Uppsala University | Future coal production will not be entirely determined by what is geologically available, but rather by the fraction of that amount that is practically recoverable. Society demands energy, not energy from coal. This means if this energy can be obtained less costly and more practically from other energy sources, potentially nuclear power or wind, those will be favored.

Increased coal prices do not necessarily lead to increased production, increased reserves, and the transformation of resources into reserves. The price development and feasibility of other energy sources must also be considered, since it is the energy that is demanded. Increased coal prices might therefore also be a burden for the industry as investors may move towards cheaper energy sources. Increased concern around CO2 emissions from coal is likely to decrease coal’s price competitiveness, because of the potential from CO2-taxes and increased costs of carbon-capture and storage (CCS). A closer discussion of this is beyond the scope of this study, but has been performed by others (Kavouridis and Koukouzas, 2008).

There is a common belief in some form of self-regulating coal supply cycle (Thielemann et al., 2007), where increased prices and human ingenuity will automatically lead to reserve growth and higher production. Our results suggest that this theory should be reevaluated. The historical evolution of U.S. coal reserves shows a trend towards reduced recoverable reserves. There are a number of different factors causing this, ranging from land-use restrictions to changes in definitions. The historical trend towards reduced recoverable amounts is clear and likely to continue in to the future, with even stricter regulations imposed by increased environmental concern.

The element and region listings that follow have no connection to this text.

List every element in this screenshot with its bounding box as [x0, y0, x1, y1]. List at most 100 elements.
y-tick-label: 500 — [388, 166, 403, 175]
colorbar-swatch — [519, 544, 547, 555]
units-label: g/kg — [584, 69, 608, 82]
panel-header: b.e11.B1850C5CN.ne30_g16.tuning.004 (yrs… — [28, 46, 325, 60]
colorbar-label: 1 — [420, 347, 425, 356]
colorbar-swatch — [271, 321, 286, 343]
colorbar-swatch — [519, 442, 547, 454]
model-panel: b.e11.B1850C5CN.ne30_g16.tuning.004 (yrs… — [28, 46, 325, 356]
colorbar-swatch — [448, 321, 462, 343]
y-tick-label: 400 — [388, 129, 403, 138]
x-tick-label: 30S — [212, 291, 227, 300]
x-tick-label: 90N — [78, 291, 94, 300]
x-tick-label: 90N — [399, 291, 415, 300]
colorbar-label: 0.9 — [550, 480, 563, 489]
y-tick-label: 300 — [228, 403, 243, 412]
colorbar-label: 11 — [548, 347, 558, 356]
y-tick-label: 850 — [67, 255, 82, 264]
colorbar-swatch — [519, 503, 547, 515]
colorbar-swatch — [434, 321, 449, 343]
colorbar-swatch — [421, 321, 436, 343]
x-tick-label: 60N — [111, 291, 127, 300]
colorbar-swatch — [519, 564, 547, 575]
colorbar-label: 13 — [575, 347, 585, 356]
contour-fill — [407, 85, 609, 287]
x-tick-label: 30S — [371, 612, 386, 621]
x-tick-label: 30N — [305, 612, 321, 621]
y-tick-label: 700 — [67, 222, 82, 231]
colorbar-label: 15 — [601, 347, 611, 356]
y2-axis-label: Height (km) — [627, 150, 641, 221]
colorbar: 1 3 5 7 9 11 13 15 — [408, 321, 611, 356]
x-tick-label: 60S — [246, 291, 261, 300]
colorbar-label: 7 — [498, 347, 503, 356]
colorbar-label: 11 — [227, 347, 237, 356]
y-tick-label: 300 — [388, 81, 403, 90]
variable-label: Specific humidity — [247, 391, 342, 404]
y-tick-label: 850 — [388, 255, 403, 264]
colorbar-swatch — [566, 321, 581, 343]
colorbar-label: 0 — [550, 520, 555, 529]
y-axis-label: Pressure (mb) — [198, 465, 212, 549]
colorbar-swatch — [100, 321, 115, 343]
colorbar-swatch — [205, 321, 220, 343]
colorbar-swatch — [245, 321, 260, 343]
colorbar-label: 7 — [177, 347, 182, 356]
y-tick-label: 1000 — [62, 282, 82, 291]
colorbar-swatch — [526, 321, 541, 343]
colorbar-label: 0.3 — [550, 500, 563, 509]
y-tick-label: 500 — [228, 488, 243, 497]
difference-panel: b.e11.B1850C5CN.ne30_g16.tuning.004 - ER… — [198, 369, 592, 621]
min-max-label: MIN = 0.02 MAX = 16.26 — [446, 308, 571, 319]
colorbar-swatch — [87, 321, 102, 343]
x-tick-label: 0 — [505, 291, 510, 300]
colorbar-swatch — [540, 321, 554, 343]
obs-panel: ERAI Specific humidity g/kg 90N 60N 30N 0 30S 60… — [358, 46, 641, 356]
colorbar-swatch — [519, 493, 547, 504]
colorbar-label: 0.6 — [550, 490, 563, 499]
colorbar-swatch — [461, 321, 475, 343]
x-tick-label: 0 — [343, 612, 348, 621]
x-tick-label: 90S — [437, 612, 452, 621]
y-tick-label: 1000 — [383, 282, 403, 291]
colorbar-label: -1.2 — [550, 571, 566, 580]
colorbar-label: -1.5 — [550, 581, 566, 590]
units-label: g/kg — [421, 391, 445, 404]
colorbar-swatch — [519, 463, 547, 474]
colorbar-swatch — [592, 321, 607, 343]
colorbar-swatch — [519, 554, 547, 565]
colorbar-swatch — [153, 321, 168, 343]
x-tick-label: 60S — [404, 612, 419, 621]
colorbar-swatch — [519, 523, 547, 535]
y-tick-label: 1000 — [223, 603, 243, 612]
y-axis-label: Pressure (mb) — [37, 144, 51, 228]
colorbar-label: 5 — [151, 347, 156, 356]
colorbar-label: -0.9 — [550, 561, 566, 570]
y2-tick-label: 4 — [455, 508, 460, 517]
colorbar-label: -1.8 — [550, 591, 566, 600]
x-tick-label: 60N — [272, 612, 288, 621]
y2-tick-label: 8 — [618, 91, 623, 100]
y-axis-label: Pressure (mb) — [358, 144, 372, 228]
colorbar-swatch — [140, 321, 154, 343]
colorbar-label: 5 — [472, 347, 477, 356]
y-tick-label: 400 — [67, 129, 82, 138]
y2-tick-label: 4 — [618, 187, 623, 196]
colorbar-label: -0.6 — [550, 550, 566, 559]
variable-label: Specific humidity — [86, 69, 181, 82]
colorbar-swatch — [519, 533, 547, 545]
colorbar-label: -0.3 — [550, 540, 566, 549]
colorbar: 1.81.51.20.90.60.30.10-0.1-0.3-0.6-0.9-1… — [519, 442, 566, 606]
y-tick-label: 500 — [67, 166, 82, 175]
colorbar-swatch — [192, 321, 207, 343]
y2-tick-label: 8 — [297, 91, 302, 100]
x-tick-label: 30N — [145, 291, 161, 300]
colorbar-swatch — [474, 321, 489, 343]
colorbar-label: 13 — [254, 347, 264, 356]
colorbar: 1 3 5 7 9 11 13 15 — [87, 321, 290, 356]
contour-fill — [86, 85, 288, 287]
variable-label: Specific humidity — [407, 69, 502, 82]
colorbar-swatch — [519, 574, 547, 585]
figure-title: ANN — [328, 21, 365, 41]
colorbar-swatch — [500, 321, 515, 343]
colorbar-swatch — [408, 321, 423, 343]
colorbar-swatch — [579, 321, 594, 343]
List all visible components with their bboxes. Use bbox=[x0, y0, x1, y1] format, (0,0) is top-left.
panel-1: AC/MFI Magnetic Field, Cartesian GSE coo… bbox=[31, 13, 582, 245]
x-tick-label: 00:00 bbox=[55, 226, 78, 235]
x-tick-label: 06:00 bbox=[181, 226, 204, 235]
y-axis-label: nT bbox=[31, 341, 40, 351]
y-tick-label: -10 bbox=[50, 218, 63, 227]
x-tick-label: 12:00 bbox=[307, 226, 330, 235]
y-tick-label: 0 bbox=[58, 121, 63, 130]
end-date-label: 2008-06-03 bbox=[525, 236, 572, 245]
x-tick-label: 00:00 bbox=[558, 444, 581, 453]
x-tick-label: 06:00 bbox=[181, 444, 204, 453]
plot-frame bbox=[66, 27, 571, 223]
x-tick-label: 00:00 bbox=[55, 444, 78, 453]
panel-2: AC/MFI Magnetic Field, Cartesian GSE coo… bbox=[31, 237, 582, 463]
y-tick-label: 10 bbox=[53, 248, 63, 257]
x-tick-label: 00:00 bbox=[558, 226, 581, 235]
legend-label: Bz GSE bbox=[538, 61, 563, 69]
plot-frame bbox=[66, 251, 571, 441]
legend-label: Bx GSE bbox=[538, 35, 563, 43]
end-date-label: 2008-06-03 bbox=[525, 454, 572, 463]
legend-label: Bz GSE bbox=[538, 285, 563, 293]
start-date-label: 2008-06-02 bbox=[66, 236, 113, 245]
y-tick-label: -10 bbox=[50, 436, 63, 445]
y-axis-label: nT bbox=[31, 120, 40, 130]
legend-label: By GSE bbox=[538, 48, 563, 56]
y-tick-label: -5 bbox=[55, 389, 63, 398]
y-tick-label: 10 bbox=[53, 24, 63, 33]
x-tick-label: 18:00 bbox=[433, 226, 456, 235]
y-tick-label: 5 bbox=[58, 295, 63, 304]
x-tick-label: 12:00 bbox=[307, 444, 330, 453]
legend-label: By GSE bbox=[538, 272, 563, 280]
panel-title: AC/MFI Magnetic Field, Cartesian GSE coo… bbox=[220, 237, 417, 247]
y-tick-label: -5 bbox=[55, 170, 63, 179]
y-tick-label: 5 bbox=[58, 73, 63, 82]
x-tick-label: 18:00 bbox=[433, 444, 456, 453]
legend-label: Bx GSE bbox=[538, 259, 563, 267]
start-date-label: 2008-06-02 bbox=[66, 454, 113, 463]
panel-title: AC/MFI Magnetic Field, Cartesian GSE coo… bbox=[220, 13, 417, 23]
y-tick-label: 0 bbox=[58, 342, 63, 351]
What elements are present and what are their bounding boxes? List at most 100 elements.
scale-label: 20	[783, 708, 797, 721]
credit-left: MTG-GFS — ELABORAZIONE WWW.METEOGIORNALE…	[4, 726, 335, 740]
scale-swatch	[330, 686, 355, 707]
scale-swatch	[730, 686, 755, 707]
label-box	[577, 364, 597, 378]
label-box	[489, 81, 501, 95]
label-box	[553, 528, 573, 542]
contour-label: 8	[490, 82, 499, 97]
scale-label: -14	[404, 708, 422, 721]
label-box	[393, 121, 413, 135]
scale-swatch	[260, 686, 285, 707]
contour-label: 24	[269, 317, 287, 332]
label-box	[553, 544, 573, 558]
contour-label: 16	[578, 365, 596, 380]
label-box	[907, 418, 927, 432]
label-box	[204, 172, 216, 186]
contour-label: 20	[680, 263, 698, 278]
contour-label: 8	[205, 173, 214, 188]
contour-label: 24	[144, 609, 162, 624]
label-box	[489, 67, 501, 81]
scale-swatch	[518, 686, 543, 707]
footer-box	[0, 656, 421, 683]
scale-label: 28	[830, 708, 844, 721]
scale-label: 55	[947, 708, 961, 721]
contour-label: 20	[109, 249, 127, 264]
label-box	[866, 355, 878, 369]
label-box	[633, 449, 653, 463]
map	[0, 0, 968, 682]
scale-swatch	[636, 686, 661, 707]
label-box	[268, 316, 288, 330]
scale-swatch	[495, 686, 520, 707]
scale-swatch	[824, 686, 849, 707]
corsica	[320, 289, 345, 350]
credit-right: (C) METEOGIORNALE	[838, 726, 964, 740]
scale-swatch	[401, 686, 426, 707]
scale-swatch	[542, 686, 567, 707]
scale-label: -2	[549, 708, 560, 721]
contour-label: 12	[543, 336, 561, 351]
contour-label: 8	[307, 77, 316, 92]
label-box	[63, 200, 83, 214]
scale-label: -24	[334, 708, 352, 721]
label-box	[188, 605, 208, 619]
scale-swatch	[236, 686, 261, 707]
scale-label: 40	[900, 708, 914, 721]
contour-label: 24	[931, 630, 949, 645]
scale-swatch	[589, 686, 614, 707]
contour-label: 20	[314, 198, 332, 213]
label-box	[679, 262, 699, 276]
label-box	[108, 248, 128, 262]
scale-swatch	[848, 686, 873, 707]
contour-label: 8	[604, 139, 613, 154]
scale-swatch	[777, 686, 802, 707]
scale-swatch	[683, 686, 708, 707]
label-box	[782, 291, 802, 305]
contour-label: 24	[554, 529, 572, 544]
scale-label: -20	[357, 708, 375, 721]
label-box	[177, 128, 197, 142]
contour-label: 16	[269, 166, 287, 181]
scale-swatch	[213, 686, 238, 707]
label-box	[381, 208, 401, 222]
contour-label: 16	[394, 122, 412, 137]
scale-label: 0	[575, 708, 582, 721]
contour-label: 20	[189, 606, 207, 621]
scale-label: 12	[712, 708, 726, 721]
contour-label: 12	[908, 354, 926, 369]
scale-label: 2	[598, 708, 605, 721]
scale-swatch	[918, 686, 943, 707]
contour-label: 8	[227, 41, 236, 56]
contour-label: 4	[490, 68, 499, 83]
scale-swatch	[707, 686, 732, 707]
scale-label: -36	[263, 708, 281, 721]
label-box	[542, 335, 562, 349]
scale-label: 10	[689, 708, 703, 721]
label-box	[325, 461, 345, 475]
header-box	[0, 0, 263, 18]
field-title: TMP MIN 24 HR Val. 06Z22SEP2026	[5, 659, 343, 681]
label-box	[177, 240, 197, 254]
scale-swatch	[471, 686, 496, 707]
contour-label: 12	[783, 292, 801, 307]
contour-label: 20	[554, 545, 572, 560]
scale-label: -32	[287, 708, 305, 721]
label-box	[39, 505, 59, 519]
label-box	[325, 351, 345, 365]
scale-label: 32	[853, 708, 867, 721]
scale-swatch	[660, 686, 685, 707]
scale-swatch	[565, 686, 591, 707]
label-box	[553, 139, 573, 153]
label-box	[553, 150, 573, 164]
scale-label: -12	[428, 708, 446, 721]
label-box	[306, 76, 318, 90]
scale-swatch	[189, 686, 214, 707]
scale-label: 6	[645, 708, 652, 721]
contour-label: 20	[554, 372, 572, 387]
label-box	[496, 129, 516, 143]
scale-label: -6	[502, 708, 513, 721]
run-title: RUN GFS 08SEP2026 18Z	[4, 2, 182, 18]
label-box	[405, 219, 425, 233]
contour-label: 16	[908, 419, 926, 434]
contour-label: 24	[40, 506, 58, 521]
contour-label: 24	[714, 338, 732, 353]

A steady decline in the heating value of U.S. coal has also been observed and this can be seen as a sign of the increased depletion and the movement to less optimal seams. This trend is likely to continue in to the future, justified by increased depletion of high energy coals in Appalachia and an overall increased dependence on subbituminous western coals. By 2030 the average calorific value could be slightly above 20 MJ/kg. This also implies that the coal production forecast in the International Energy Outlook (2007) would require the production volumes in 2030 be 70% higher than today. Whether this can be achieved is very questionable as shown by the historical production trends and the depleting reserves in many key producing states.

Using the recoverable reserves as an estimate of what is realistically available for production will yield a coal output of around 1400 Mt by 2030 through the rest of the century. This would require a massive development of the coal reserves in Montana, as they are the largest undeveloped reserves remaining for future exploitation. Unless this happens, US coal production could reach a peak around 2030. The demonstrated reserve base allows a significantly higher production volume to be reached but this should be regarded as unrealistic, as it completely ignores regulations and restrictions. The restrictions have proved to be a key factor for the amount of coal available for production and ignoring restrictions when creating possible future scenarios is a fundamentally flawed approach.

To summarize the geologic amounts of coal are of much less importance to future production than the practically recoverable volumes. The geological coal supply might be vast, but the important question is how large the share that can be extracted under present restrictions are and how those restrictions will develop in the future. Production limitations might therefore appear much sooner than previously expected.